Reviews

Uncle Vanya/Three Sisters (Wyndham's Theatre)

An attractive but uneven pairing of these two Chekhov plays in the Mossovet State Academic Theatre’s Russian language productions

Catherine Love

Catherine Love

| London | London's West End |

25 April 2014

Yulia Vysotskaya, Larisa Kuznetsova and Galina Bob in Three Sisters
Yulia Vysotskaya, Larisa Kuznetsova and Galina Bob in Three Sisters

There has been no shortage of Chekhov plays in the capital in recent years, but this brief visit by the Mossovet State Academic Theatre is a rare opportunity to see two of the playwright’s most famous works performed side by side in their original Russian. There are obvious and occasionally illuminating links to be traced between Uncle Vanya and Three Sisters: the preoccupation with work, the aimless philosophising, the dull onwards march of life. Here, those resonances are drawn out, but never developed much beyond mere observation.

Director Andrei Konchalovsky sees Chekhov’s pair of dramas through the past, darkly. The plays are firmly set in the time of their writing, samovars and all, but overlaid with striking glimpses of the future to which the characters so often cast their minds. Throughout the lengthy, labour-intensive scene changes of Uncle Vanya, projected clips of a traffic-clogged modern street present the polluted end-point of the destruction that Astrov sees ravaging Russia’s forests, while in Three Sisters we get a hint of the violence that history has in store for the nation. Hints, however, these remain, failing to coalesce into a fully cohesive interpretation.

Konchalovsky is more skilled with images than he is with concepts, his painterly approach to direction producing beautiful, fleeting tableaux. Pages flutter through the air in Vanya’s office; the three sisters, arrayed in ghostly white, sway hauntingly on a swing; snow drifts to the ground in the dim half-light. The stage is often elegantly arranged, but to little purpose or effect. And the projections that are used throughout, while interesting in theory, too often feel tentative and tacked on.

The performances of the Russian ensemble, though individually impressive in some cases, display the same unevenness as the aesthetic. At times, the frenetic background action is clownish, highlighting the more ridiculous aspects of these characters’ static, stagnating lives. We also get a comically overblown Vanya (Pavel Derevyanko), complete with red nose, and an unusually buffoonish, pompous Vershinin (Alexander Domogarov). At the other end of the scale, Yulia Vysotskaya is quietly devastating in both shows, as a girlishly infatuated but eventually worn down Sonya, and then a suitably volatile Masha.

But while a balance of tragedy and comedy is welcome when tackling Chekhov, Konchalovsky’s productions have a habit of seeming undecided, with the mood sometimes veering jerkily between the two extremes or opting for easy laughs. Perhaps the confusion of the whole has something to say about the pointlessness that each of Chekhov’s characters discovers in their lives, but it can make for frustrating viewing – particularly after six long hours.

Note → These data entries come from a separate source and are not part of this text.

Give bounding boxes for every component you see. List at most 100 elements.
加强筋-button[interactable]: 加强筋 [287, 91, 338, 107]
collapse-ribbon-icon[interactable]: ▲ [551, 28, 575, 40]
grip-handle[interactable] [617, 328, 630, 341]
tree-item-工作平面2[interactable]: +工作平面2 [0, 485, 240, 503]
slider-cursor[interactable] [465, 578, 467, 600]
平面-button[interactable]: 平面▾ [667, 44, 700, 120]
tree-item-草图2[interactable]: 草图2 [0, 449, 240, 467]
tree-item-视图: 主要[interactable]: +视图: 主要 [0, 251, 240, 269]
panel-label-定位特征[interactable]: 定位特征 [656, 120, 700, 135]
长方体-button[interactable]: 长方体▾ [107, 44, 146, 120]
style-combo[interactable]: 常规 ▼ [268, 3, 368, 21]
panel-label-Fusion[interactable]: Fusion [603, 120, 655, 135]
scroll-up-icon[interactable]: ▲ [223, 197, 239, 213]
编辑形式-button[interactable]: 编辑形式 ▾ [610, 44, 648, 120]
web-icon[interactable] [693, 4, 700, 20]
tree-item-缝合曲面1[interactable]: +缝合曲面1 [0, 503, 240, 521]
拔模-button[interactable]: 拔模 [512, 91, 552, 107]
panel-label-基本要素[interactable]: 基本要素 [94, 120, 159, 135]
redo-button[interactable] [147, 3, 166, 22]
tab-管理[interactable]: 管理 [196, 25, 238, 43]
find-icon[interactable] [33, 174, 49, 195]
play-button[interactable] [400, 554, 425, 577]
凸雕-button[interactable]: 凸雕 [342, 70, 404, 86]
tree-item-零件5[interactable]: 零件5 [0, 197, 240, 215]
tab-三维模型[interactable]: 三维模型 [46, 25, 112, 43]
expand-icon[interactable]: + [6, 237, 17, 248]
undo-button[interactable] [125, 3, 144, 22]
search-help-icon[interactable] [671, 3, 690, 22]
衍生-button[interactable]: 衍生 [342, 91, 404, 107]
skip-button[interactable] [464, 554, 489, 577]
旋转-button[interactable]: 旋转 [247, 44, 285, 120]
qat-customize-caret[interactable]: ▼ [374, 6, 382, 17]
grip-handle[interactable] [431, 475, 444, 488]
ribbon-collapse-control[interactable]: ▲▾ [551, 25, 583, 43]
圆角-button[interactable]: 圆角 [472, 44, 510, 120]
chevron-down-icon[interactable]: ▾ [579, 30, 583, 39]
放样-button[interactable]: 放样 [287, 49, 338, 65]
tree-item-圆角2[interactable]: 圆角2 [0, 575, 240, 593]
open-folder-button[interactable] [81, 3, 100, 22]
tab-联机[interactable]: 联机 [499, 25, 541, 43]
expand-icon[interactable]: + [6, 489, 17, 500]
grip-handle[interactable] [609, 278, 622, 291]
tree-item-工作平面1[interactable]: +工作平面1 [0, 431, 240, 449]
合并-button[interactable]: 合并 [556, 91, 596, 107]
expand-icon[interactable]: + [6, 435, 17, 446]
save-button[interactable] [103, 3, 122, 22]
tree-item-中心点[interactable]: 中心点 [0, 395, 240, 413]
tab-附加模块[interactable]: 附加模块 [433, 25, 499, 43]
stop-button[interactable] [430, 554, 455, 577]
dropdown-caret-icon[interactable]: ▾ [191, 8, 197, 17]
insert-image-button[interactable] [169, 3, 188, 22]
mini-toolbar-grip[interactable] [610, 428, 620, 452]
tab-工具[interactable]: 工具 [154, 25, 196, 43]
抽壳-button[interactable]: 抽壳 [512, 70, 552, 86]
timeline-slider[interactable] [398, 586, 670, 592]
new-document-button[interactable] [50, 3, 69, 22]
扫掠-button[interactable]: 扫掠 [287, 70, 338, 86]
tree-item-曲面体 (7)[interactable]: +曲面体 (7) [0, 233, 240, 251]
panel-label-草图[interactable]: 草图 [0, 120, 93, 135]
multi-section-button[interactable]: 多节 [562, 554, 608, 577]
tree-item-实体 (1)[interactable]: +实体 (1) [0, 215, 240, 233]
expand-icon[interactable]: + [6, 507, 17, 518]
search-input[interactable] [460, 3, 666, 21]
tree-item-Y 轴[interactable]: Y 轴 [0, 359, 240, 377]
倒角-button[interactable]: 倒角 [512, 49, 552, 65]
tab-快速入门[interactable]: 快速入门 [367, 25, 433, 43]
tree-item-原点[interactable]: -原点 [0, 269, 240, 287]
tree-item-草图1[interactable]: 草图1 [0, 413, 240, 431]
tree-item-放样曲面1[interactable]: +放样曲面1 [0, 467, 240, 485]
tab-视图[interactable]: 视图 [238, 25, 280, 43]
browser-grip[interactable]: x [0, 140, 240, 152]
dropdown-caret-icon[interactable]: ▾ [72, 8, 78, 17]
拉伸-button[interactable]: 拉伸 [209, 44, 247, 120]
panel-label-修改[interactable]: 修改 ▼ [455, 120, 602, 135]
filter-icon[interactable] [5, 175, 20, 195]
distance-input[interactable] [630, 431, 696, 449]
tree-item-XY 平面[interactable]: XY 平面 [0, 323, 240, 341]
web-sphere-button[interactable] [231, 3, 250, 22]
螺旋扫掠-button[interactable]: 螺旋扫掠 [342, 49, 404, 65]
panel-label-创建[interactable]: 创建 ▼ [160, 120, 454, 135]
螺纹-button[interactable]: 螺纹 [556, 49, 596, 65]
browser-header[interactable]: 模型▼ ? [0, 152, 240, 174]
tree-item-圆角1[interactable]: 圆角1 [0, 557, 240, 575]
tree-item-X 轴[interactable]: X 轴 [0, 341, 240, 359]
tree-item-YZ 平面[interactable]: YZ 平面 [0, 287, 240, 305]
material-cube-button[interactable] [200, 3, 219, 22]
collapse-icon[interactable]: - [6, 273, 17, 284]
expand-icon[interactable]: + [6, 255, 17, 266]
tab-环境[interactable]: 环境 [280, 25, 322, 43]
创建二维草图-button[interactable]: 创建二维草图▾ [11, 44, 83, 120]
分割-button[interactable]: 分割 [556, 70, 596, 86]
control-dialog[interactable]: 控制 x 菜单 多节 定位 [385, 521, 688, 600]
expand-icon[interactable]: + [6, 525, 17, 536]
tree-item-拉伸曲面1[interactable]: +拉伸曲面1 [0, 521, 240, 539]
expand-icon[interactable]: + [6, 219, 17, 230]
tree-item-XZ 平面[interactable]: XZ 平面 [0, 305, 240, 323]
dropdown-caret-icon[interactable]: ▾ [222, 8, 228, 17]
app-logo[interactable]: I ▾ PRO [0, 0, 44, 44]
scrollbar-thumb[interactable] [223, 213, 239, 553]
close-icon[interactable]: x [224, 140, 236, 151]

Konchalovsky is at his best when conveying the hollowness of these characters’ experiences and their painful inability to listen to one another. There is something a little heartbreaking about the way in which words tumble into a void of indifference, each individual insulated from those around them. The director’s attempts to knit Uncle Vanya and Three Sisters into a joint meditation on life, time and mortality, however, fall flat. Like the unexplained, white-clad spectre who wanders through the action at odd intervals, these two productions are attractive but ultimately a little directionless.

Uncle Vanya and Three Sister are playing in rep at the Wyndham's Theatre until 3 May.